Reputation: 37
I'm relatively new to data structures and algorithms (learning off YouTube as a highschool student), and I've come to a crossroads in thinking, for a project I am working on.
My project is to create software to make a test. I'm thinking of weighting the individual questions by difficulty, so when taking the test, the least difficult questions display first, and the most difficult last (through a min-heap). This in of itself would work, and would be efficient doing it. However, in my test program, a user might not want the next question. They may want to go back a question. Currently, this is solved by having an array of my Question class (java).

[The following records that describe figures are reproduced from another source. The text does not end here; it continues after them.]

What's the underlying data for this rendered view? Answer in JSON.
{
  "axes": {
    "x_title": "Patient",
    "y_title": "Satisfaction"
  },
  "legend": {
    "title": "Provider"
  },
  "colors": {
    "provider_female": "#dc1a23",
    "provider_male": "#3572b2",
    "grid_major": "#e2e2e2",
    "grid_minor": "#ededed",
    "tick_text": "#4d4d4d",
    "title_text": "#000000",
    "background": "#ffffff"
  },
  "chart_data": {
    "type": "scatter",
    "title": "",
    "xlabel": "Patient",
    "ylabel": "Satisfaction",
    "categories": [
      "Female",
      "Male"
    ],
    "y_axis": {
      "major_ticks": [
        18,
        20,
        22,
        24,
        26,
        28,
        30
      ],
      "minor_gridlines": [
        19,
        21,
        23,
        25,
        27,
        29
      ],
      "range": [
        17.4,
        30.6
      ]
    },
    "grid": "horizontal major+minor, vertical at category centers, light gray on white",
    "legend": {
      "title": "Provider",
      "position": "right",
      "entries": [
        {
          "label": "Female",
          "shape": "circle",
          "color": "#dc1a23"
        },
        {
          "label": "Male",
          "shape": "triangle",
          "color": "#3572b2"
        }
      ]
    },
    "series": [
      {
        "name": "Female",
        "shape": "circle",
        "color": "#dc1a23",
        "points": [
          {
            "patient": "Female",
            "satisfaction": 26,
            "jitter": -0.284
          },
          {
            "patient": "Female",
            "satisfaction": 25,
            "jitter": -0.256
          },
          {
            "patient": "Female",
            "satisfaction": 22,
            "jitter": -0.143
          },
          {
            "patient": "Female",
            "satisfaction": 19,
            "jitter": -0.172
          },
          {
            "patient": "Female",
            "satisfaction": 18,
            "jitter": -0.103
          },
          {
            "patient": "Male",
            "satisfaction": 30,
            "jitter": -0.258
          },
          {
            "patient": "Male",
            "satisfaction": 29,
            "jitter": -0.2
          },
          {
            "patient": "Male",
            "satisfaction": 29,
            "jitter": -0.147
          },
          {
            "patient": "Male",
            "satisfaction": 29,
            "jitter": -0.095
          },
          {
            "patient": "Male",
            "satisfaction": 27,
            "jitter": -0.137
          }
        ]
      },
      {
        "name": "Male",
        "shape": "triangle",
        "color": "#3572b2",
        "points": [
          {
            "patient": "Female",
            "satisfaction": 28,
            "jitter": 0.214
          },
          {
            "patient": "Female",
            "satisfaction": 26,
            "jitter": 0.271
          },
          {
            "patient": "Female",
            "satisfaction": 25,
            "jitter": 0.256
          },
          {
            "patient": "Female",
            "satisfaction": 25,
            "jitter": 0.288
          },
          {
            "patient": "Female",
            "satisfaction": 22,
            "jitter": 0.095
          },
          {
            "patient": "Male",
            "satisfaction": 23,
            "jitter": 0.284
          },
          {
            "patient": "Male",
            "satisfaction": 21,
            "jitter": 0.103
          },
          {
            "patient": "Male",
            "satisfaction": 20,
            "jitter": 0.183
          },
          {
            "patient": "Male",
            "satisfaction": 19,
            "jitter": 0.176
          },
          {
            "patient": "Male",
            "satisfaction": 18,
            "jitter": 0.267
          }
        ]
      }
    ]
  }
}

Question[] quizQuestions = {question1, question2, question3, ...}
To go to a question, the program gets the index of the question, and displays it. However, with a priority queue, I lose this functionality. I can think of several ways to avoid this, such as creating a array that stores the questions after the priority queue hands them to the user.
But to me, that begs the question. Would it be more effective to use a sorting algorithm instead, based on the Questions difficulty integer, to just have a single array? Knowing that the time complexity of the priority queue is faster than that of any sorting algorithm, I am leaning towards the queue. But being very new to this, I'd like some outside input.Thanks in advance.
Upvotes: 1
Views: 181
Reputation: 65506
Matt has answered from a software engineering perspective. Algorithmically, the priority queue is O(n) time to set up, then O(log n) each time you pop the min element. If you pop all of the elements, you get an O(n log n)-time sorting algorithm called heapsort, which is asymptotically efficient but tends to be slower in practice than whatever sort method your programming environment provides. Honestly even quadratic time would be fine on any reasonably sized test, so I would just sort.
Upvotes: 0
Reputation: 59358
This would be a good time to learn about the "separation of concerns".
You absolutely want to sort the questions first, provide them to the quiz interface as a sorted list, and then have the quiz UI ask the questions in the order that they are provided.
This separates the concerns about question ordering from the concerns about the features of the quiz user interface, and lets you maintain and modify each of those independently. If you want to change the quiz ordering to something else, you can do that without worrying about all the quiz UI code, and if you want to change the quiz UI, you can do that without worrying about how the questions are ordered.